As always, since this blog (and you!) remains my first internet true love, you are entitled to 10% off whatever you like in the shop with the code BADPUNS (why not).
Sunday, 22 September 2013
|Click on image for source.|
This semester, I started attending my first conference class, which involves a small number of students and discussion-based rather than lecture-based teaching. During the first class, in order to ease us into a more casual manner of discussing, our professor asked us to present ourselves and to tell the class what our favourite book was. What was meant to be a casual, get-to-know-you assignment caused a bit of a stir around the table: while having very definite favourite things that you could list at will was normal for most as children, indecision, expanded knowledge, and variety have transformed this formerly easy question into a brain-raking task. I got out of it by adding the words "most recent" to "favourite book", although Truman Capote's Other Voices, Other Rooms is the book I have felt the most strongly about in a good two years.
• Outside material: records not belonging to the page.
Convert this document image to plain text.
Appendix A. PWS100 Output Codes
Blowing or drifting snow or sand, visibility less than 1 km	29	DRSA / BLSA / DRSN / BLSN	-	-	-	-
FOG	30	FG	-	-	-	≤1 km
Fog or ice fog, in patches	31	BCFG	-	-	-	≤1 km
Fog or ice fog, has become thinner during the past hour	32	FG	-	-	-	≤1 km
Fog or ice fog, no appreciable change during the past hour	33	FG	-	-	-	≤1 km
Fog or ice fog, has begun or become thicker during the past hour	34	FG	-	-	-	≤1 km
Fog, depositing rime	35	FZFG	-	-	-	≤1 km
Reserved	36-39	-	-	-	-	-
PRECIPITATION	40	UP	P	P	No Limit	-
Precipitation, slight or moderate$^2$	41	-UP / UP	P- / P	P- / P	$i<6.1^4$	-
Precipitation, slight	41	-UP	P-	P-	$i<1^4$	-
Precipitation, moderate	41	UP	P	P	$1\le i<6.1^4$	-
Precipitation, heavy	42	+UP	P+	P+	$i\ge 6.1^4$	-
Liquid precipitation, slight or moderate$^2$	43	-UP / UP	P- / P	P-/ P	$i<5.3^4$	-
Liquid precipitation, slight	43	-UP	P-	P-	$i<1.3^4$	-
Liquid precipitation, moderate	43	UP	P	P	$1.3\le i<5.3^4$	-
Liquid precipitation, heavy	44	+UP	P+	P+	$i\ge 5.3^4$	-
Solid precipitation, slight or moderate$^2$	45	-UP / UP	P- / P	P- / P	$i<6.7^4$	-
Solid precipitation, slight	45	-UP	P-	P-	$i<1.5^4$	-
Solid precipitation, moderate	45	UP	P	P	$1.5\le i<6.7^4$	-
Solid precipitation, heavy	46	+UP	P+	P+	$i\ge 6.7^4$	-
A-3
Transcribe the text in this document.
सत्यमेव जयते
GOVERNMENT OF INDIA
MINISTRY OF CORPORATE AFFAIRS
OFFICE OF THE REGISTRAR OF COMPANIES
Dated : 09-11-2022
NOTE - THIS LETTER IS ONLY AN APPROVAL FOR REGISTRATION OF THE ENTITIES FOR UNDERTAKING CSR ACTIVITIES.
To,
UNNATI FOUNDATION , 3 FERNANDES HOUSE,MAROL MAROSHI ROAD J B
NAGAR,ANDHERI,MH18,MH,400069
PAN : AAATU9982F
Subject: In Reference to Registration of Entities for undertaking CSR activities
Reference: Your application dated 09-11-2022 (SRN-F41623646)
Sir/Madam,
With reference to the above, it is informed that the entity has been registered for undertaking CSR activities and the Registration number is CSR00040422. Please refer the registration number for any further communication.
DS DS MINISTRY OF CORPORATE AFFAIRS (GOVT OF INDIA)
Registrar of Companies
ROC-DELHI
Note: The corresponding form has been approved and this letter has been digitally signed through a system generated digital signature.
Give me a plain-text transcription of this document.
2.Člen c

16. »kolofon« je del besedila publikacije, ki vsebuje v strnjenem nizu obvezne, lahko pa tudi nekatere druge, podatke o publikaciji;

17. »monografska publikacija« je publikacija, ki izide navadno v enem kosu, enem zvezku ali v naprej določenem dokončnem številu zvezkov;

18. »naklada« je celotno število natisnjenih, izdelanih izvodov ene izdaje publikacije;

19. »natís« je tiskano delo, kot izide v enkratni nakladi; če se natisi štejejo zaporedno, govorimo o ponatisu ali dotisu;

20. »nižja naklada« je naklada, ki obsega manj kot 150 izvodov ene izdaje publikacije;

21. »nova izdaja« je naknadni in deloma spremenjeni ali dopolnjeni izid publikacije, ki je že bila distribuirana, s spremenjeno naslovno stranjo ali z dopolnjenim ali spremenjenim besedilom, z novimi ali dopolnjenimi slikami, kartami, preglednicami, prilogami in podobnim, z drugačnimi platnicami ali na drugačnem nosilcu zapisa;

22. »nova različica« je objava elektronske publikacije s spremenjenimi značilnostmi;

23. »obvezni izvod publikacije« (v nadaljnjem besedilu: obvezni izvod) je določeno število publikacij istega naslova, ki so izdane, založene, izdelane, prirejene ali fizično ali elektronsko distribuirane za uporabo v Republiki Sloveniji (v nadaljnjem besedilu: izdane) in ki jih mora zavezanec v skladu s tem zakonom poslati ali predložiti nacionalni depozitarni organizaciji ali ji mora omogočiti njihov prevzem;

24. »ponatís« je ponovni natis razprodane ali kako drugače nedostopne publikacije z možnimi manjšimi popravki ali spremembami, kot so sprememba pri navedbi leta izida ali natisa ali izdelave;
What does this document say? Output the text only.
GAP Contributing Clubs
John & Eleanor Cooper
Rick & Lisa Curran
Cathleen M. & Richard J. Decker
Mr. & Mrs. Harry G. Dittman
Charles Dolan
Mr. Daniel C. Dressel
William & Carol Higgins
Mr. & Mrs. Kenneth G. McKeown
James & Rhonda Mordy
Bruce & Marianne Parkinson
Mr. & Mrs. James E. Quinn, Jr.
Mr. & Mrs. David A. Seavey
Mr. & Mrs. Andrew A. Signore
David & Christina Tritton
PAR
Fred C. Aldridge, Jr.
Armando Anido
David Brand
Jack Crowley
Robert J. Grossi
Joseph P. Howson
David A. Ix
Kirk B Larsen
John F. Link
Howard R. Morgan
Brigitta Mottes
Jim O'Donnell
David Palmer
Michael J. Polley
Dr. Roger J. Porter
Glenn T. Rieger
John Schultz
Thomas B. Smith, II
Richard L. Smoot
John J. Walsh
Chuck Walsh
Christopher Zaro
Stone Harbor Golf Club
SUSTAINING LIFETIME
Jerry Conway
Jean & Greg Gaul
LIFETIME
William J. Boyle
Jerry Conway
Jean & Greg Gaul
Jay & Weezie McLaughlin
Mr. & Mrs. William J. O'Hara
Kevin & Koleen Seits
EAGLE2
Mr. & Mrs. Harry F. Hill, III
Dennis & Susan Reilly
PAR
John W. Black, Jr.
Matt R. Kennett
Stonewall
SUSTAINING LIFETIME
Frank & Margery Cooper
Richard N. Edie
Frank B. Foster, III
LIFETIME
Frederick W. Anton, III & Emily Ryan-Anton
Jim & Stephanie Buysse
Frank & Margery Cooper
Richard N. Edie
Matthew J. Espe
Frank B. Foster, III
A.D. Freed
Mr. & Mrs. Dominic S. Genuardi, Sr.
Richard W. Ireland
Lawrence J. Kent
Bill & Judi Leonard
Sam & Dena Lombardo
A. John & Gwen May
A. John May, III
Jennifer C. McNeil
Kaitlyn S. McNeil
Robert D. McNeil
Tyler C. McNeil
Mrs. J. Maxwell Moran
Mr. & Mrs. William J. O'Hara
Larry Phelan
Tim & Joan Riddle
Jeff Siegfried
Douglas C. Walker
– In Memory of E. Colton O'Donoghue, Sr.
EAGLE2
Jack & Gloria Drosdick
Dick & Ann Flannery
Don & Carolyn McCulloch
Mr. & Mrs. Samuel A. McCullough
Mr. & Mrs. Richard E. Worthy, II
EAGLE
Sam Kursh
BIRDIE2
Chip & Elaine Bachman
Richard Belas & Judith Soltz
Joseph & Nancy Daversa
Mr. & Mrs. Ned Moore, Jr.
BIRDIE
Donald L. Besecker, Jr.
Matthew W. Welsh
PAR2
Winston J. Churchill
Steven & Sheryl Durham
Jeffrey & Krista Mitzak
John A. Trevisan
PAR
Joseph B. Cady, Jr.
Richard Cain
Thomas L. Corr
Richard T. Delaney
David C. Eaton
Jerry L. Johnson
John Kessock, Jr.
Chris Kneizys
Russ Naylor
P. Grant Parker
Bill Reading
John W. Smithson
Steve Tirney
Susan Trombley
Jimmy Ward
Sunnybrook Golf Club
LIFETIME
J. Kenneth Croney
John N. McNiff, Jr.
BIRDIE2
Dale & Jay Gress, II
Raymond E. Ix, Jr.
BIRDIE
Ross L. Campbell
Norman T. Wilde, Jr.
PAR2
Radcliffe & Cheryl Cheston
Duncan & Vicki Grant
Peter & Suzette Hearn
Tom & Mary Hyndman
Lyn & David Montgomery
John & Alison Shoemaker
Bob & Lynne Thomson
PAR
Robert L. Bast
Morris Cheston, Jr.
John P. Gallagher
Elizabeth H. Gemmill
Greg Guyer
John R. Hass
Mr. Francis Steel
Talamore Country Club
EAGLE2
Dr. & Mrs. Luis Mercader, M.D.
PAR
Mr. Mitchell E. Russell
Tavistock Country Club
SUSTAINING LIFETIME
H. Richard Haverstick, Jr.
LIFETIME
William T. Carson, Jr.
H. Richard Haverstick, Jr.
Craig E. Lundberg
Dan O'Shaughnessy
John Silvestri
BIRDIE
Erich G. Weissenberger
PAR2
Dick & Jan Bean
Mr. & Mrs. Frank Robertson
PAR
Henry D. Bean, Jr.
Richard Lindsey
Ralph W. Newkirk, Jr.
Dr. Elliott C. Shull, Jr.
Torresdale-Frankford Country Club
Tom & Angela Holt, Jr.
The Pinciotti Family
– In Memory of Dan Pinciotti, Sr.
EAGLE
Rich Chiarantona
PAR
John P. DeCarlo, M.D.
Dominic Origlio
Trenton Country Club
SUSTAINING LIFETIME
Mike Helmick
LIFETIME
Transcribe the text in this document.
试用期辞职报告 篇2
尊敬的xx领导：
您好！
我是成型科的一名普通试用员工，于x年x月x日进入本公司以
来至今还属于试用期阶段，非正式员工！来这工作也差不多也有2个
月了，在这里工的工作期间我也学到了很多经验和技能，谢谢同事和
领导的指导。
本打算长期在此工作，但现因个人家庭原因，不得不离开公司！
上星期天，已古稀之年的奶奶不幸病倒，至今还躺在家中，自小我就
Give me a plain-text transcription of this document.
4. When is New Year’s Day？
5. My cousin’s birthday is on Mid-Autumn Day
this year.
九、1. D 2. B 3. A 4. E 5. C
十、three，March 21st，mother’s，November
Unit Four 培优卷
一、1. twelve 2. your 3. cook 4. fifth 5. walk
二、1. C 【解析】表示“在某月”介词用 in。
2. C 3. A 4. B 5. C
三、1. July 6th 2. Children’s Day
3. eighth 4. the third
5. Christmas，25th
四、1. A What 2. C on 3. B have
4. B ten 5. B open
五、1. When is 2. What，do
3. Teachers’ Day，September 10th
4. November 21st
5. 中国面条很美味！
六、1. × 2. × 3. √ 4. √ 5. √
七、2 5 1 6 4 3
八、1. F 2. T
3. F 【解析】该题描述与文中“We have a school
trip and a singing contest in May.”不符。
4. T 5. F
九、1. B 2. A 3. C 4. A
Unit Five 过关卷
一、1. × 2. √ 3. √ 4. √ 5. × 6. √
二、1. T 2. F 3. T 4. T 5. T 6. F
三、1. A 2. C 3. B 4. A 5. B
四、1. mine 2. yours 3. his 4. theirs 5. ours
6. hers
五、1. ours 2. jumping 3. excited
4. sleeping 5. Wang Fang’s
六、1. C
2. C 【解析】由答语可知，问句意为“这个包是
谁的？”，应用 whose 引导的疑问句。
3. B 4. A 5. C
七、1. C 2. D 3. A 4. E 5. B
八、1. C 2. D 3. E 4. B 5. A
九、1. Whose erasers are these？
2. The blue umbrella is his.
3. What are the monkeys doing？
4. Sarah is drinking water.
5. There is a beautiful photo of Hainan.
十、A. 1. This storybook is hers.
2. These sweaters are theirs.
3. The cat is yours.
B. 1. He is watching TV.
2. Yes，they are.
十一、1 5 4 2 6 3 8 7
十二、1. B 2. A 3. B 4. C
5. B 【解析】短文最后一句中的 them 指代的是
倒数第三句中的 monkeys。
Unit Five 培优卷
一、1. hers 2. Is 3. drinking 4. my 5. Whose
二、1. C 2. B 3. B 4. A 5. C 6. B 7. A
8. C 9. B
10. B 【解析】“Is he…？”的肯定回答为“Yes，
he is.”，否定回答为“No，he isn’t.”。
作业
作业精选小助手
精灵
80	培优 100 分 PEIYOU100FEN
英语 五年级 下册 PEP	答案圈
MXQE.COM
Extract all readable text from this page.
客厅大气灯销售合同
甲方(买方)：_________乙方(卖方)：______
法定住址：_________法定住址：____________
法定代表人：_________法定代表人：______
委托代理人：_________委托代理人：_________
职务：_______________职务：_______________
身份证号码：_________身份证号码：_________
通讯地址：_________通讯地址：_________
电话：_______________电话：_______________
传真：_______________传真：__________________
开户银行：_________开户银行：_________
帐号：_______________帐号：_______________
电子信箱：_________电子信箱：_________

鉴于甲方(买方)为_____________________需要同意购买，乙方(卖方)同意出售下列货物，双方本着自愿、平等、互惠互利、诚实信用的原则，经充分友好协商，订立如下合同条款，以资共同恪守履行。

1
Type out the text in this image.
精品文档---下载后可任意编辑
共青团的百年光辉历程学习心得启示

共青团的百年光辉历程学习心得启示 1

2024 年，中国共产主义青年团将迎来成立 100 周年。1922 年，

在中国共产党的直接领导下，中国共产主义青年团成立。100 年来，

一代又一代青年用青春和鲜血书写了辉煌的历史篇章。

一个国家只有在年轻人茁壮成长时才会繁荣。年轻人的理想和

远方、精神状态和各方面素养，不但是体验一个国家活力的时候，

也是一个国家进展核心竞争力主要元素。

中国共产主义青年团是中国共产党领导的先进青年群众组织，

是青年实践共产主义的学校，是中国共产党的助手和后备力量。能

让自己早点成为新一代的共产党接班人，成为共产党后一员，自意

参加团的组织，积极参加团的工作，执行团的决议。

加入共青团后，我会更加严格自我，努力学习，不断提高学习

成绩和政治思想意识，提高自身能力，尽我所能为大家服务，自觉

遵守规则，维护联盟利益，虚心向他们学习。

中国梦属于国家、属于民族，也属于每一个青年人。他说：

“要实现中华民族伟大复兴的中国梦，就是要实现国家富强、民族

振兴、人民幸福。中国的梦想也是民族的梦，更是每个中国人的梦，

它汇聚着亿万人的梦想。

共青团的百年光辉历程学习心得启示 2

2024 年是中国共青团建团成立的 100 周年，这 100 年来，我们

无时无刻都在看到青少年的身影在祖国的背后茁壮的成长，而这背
I acquired Other Voices, Other Rooms with a gift certificate my boyfriend's mom gave me for my 23rd birthday last June. As the gift certificate was a birthday present, I wanted to use it on a book that would have some kind of meaning tying it with my new year, hoping that the book would have some significant repercussions on my 23 year-old self - those wishes were granted beyond all my expectations. While I originally chose Other Voices, Other Rooms over other options because it was published when Capote was 23, this novel moved me and shook me in a manner that transcends whatever plot description I could provide here. In my late teens, I had the habit of privately dismissing any author that did not appear to have a grasp on the elusive understanding of life I subscribed to; there is a sense of urgency to it, but it arises more from a gut feeling than from any rational notion. I would look for authors whose take on life would give me shivers, and abandon nearly any other that would let me down. Had I gone on this way, I would have passed over great novels, but I cannot help but have a special liking for authors in whose work I encounter this old feeling again. Like George Orwell, J. D. Salinger, and Patti Smith before him (in chronological order of my readings that is), Truman Capote has managed to put into words a desperation and urgency towards life that is difficult to grasp but from which an incredible sense of yearning arises.